Politics & Poetics seeks articles that engage with questions of interest both to readers specialising in the relevant field and a wider academic audience.
The topic for the inaugural edition is Tragic Poetry. The editors request submissions that approach this subject philosophically. However, authors need not limit themselves purely to tragic poetry, and articles addressing tragedy in the broader context of poetry, the arts, and their relationship with philosophy, will also be considered. Articles are expected to be of professional quality. Excellent submissions from students are encouraged. The best article by an undergraduate or graduate student to be selected for publication will be awarded a prize of 200 GBP. The editors seek around seven articles and five book reviews for the first edition. If you wish to review a book relating to tragic poetry please contact the editors who will be happy either to suggest a suitable book or to consider suggestions from potential authors.
The historical precedent for philosophical engagement with tragic poetry stretches back to Plato and Aristotle. Plato famously bans the poets from his Republic, though he himself began his literary career as a poet-playwright. By contrast, both Aristotle’s Politics and his Poetics give tragic poetry an important role in moral education and the polis. Later philosophers have emphasised the importance of the historical emergence of tragic poetry to our understanding of human nature.
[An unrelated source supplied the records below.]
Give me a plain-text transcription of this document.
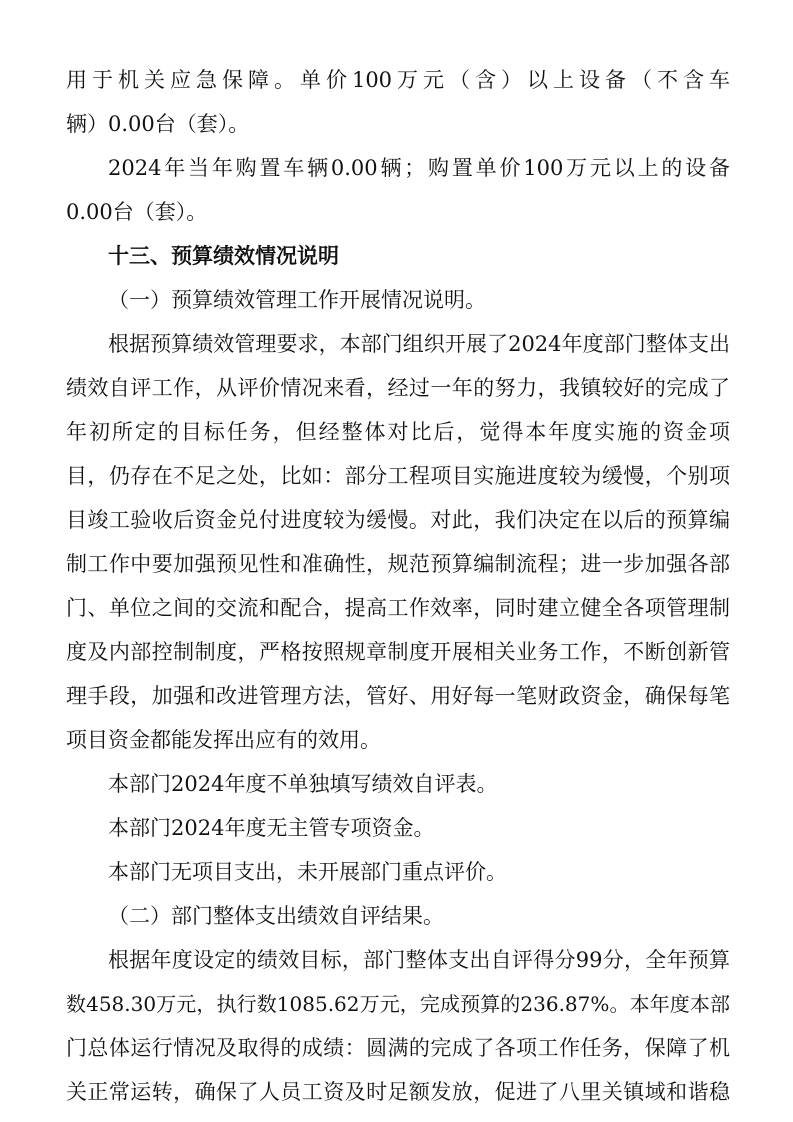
用于机关应急保障。单价100万元（含）以上设备（不含车
辆）0.00台（套）。
2024年当年购置车辆0.00辆；购置单价100万元以上的设备
0.00台（套）。
十三、预算绩效情况说明
（一）预算绩效管理工作开展情况说明。
根据预算绩效管理要求，本部门组织开展了2024年度部门整体支出
绩效自评工作，从评价情况来看，经过一年的努力，我镇较好的完成了
年初所定的目标任务，但经整体对比后，觉得本年度实施的资金项
目，仍存在不足之处，比如：部分工程项目实施进度较为缓慢，个别项
目竣工验收后资金兑付进度较为缓慢。对此，我们决定在以后的预算编
制工作中要加强预见性和准确性，规范预算编制流程；进一步加强各部
门、单位之间的交流和配合，提高工作效率，同时建立健全各项管理制
度及内部控制制度，严格按照规章制度开展相关业务工作，不断创新管
理手段，加强和改进管理方法，管好、用好每一笔财政资金，确保每笔
项目资金都能发挥出应有的效用。
本部门2024年度不单独填写绩效自评表。
本部门2024年度无主管专项资金。
本部门无项目支出，未开展部门重点评价。
（二）部门整体支出绩效自评结果。
根据年度设定的绩效目标，部门整体支出自评得分99分，全年预算
数458.30万元，执行数1085.62万元，完成预算的236.87%。本年度本部
门总体运行情况及取得的成绩：圆满的完成了各项工作任务，保障了机
关正常运转，确保了人员工资及时足额发放，促进了八里关镇域和谐稳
In The Birth of Tragedy Nietzsche returns to Athenian tragic drama, identifying in it the unification of the Dionysian and the Apollonian drives. Rene Girard grounds his philosophical anthropology in the role which tragic art plays in stemming mimetic violence. More recently in Shame and Necessity, Bernard Williams expounds and defends the conceptual framework of Ancient Greek ethics as recovered from the Athenian tragedies. Williams claims that present-day ethical thought is closer to that of classical antiquity than is commonly supposed. Likewise Martha Nussbaum in The Fragility of Goodness presents a distinctive picture of morality drawn from works of tragedy.
Subjects which authors may wish to focus on include:
Tragic poetry as a form of art
Tragic poetry and early society
Tragic poetry and postmodernity
The problem of tragic pleasure
Tragic poetry and religion (or theology)
Anthropological views on tragedy
Tragic poetry and the second person perspective
Tragic poetry and the origins of justice (or law)
Aesthetic value of tragic poetry
The distinction between the tragic and the merely horrible
Defining the tragic
Scapegoating, sacrifice, and tragic poetry
Tragic poetry and philosophical anthropology
Tragic poetry, Greek theatre, and the performative aspects of personhood
Tragic poetry and the polis
Information for Authors
Articles should be submitted as an email attachment in rich text format to email@example.com and firstname.lastname@example.org. The submission deadline is April 4, 2014.
Previously published articles and articles under consideration for publication elsewhere will not be considered for publication in Politics & Poetics. All articles are subjected to blind peer-review, and should be formatted for that: the submitted article itself should not indicate the identity of the author; and a separate cover sheet should be provided stating the author’s name and affiliation of the author (if any). The author may include a CV, but this is not required. Submissions should also include an article abstract of about 200 words. Articles should be between 2000 and 8000 words in length including footnotes. Footnotes should be numbered sequentially throughout the article. Font size should be 12, in a serif font. It is not necessary for manuscripts to conform strictly to our style guidelines on initial submission (full style sheet available upon request). However, the author must ensure that articles meet these standards prior to publication. The editors aim to inform authors of the results of their submission within two months of submission.